A flexibilização e mobilidade de trabalhadores prendem-se com as seguintes questões: Pode um trabalhador ser deslocado do seu posto de trabalho para outro estabelecimento da entidade empregadora? O trabalhador pode recusar a deslocação?

            Em princípio a prestação de trabalho deve ocorrer no local de trabalho contratualmente definido. Assim, como regra, é proibido ao empregador transferir o trabalhador para outro local de trabalho. Todavia o princípio comporta excepções, a primeira das quais será o acordo do trabalhador. As outras excepções estão previstas no Código de Trabalho e trata-se dos casos de Mobilidade Geográfica e de Transferência Temporária.

            Mobilidade Geográfica – a lei diz que o empregador pode, quando o interesse da empresa o exija, transferir o trabalhador para outro local de trabalho se essa transferência não implicar prejuízo sério para o trabalhador. Contudo o empregador deve suportar as despesas do trabalhador impostas pela transferência. Tais despesas dizem respeito ao aumento do custo de deslocação suportado pelo trabalhador e ao aumento de despesas resultante de uma eventual mudança de residência: se o trabalhador pagava uma renda de casa de € 200,00 e passa a pagar uma renda mais alta por ter tido de mudar de residência, o empregador deve suportar o aumento de renda a que o trabalhador foi sujeito. Se o trabalhador alegar que a mudança de local de trabalho lhe acarreta prejuízo sério, pode resolver o contrato, ou seja pode rescindir o contrato de trabalho com o empregador, tendo direito a receber uma indemnização. Esta indemnização deve ser fixada entre 15 a 45 dias de salário, por cada ano de trabalho na empresa em questão. Ou seja, o trabalhador tem sempre a alternativa de recusar a mobilidade do seu posto de trabalho, devendo, se for esse o caso, receber uma indemnização.
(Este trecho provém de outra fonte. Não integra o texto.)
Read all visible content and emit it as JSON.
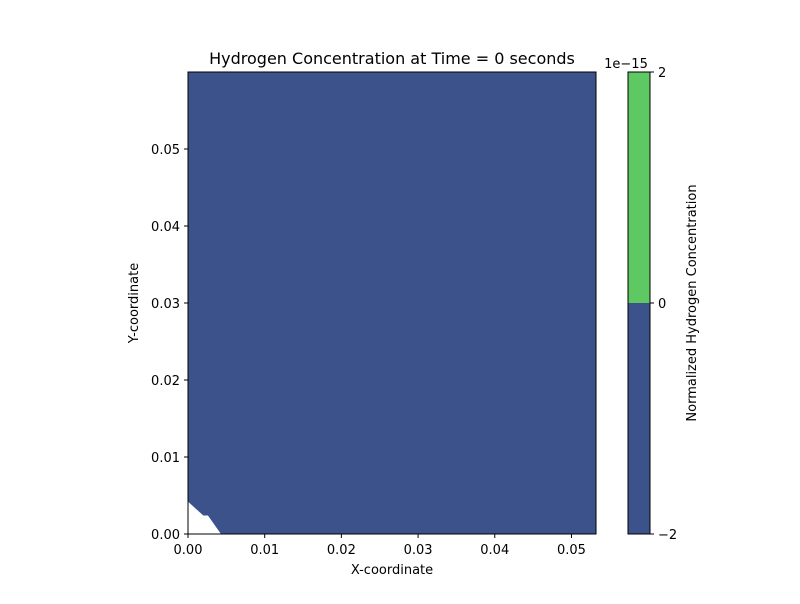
{
  "chart_data": {
    "type": "heatmap",
    "title": "Hydrogen Concentration at Time = 0 seconds",
    "xlabel": "X-coordinate",
    "ylabel": "Y-coordinate",
    "xlim": [
      0.0,
      0.0532
    ],
    "ylim": [
      0.0,
      0.06
    ],
    "x_ticks": [
      "0.00",
      "0.01",
      "0.02",
      "0.03",
      "0.04",
      "0.05"
    ],
    "x_tick_values": [
      0.0,
      0.01,
      0.02,
      0.03,
      0.04,
      0.05
    ],
    "y_ticks": [
      "0.00",
      "0.01",
      "0.02",
      "0.03",
      "0.04",
      "0.05"
    ],
    "y_tick_values": [
      0.0,
      0.01,
      0.02,
      0.03,
      0.04,
      0.05
    ],
    "fill_color": "#3b528b",
    "uncovered_region": {
      "description": "empty",
      "polygon": [
        [
          0.0,
          0.0
        ],
        [
          0.0,
          0.0042
        ],
        [
          0.002,
          0.0024
        ],
        [
          0.0026,
          0.0024
        ],
        [
          0.0043,
          0.0
        ]
      ]
    },
    "colorbar": {
      "label": "Normalized Hydrogen Concentration",
      "offset_text": "1e−15",
      "tick_labels": [
        "2",
        "0",
        "−2"
      ],
      "tick_values": [
        2,
        0,
        -2
      ],
      "range": [
        -2,
        2
      ],
      "levels": [
        {
          "from": -2,
          "to": 0,
          "color": "#3b528b"
        },
        {
          "from": 0,
          "to": 2,
          "color": "#5ec962"
        }
      ]
    },
    "grid": false
  }
}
            Transferência Temporária – o empregador, pode, quando o interesse da empresa o exija, transferir temporariamente o trabalhador para outro local de trabalho se essa transferência não implicar prejuízo sério para o trabalhador. Da ordem de transferência, além da justificação, deve constar o tempo previsível da alteração, que, salvo condições especiais, não pode exceder 6 meses. Tal como na situação acima referida, o empregador deve custear as despesas do trabalhador impostas pela transferência temporária, decorrentes do acréscimo dos custos de deslocação e resultantes do alojamento. Neste caso, todavia, o trabalhador não tem direito a resolverr o contrato de trabalho, o que quer dizer que, o trabalhador pode rescindir o contrato de trabalho, mas sem direito a qualquer indemnização.

            As situações referidas, de mobilidade geográfica e de transferência temporária resultam da própria lei, ou seja, não necessitam de estar previstas no contrato de trabalho. Em qualquer dos casos, a decisão fundamentada de transferência deve ser comunicada, por escrito, ao trabalhador, com a antecedência de 8 dias se se tratar de transferência temporária e com a antecedência de 30 dias, se se tratar de transferência definitiva.